The popular furniture giant is working toward a number of goals for 2020, including making sure all wood is recycled or certified by the Forest Stewardship Council, and producing as much renewable energy as the company consumes. So far, more than 700,000 solar panels have been installed on Ikea buildings around the world.
Since 2015, all cotton in Ikea’s products comes from "more sustainable sources," meaning the cotton is either recycled or grown with less water, chemical fertilizer and pesticides, according to the company's website.
6. Klean Kanteen
Among a number of green initiatives, Klean Kanteen offsets its greenhouse gas emissions by purchasing renewable energy credits, which promote environmentally friendly power production. In addition, all of Klean Kanteen’s packaging is recycled from post-consumer waste or made from materials certified by the Forest Stewardship Council, which promotes responsible management of the world’s forests.
The water bottle company also runs its Green Shipping Program, in which a portion of shipping costs are used to purchase carbon offsets, or projects that capture and absorb carbon equal to the carbon footprint of the shipping. Plus, its website is fully powered by wind energy. Klean Kanteen is also part of 1% for the Planet, a group of companies that donates at least 1% of annual sales to environmental causes.
Patagonia provides grants to environmental groups working to fight climate change and protect biodiversity. Since 1986, the company has pledged to donate at least 1% of sales or 10% of profits (whichever is greater) to preserve nature. In addition, the clothing company also runs a “dating site,” where people can go online and match with environment-related volunteer opportunities in their area, in addition to other eco-friendly efforts.
8. Seventh Generation
In 2015, the cleaning and personal care company instituted a self-imposed carbon tax of sorts. For every 1 ton of carbon the company uses, it takes $12 and invests the money in programs focused on sustainability. As part of its 2020 climate-friendly goals, Seventh Generation hopes to exclusively use non-fossil fuel sources at its headquarters and its third-party manufacturers and distributors, as well as making all packaging biodegradable or recyclable.
9. Toms Shoes
Toms footwear is famous for its principle that for every pair of shoes bought, a child in need also gets a pair. But it’s also doing some important work in sustainability.
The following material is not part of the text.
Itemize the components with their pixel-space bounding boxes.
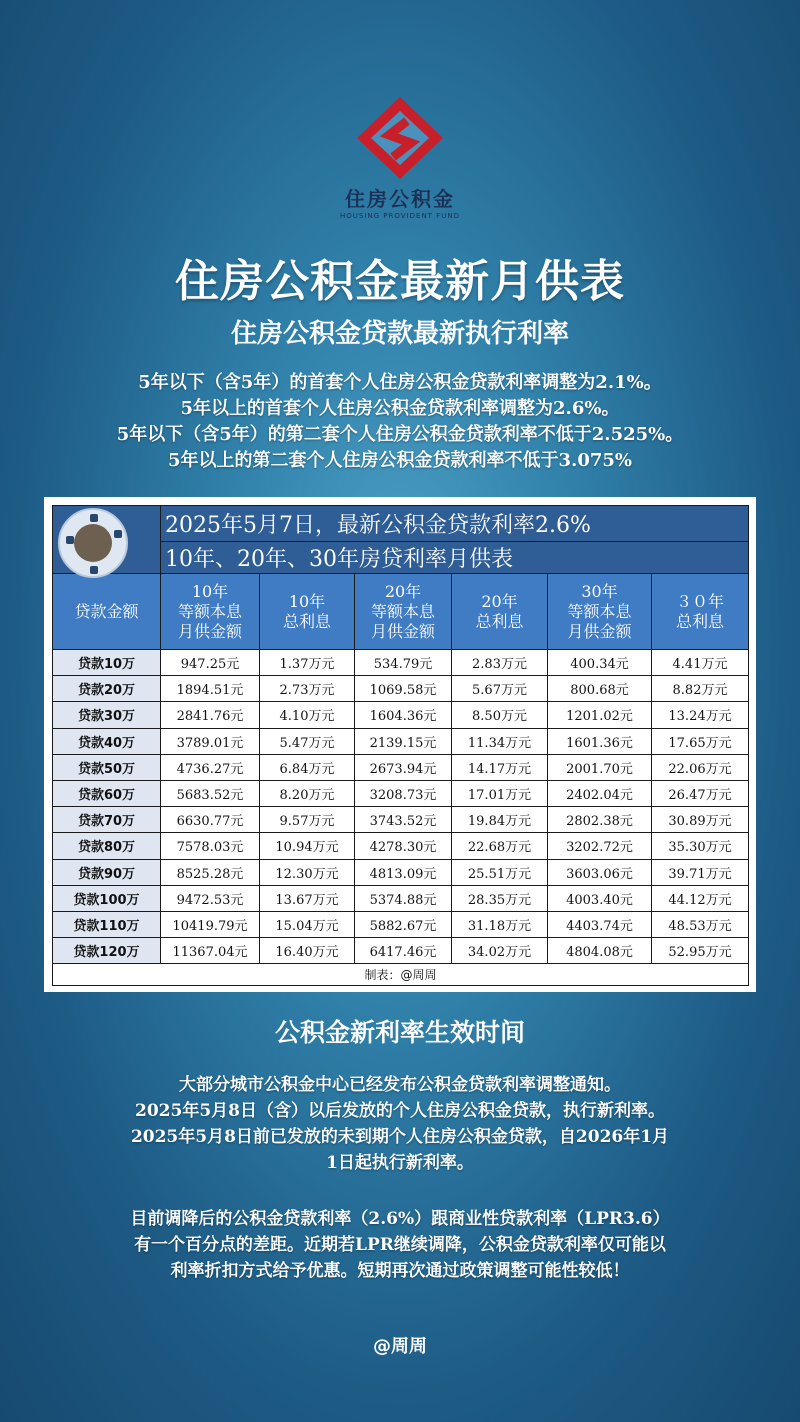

In 2014, the company launched Toms Roasting Co.; with each coffee purchase, a person in need is provided 140 liters, or roughly 37 gallons, of safe water (a one-week supply, according to the company). The company sells shoes with sustainable and vegan materials and is working to expand these offerings. All Toms shoeboxes are made from 80% recycled post-consumer waste and are printed with soy ink.
10. Trader Joe’s
The popular grocery chain is making big changes to reduce waste. The company recently stopped offering single-use plastic carryout bags in all stores across the country and replaced plastic produce bags with biodegradable and compostable ones. In addition, shoppers no longer receive Styrofoam packages in the produce section — they get compostable alternatives instead. Trader Joe’s says it is committed to reducing product packaging and will continue to educate shoppers on how to reuse or recycle any packaging.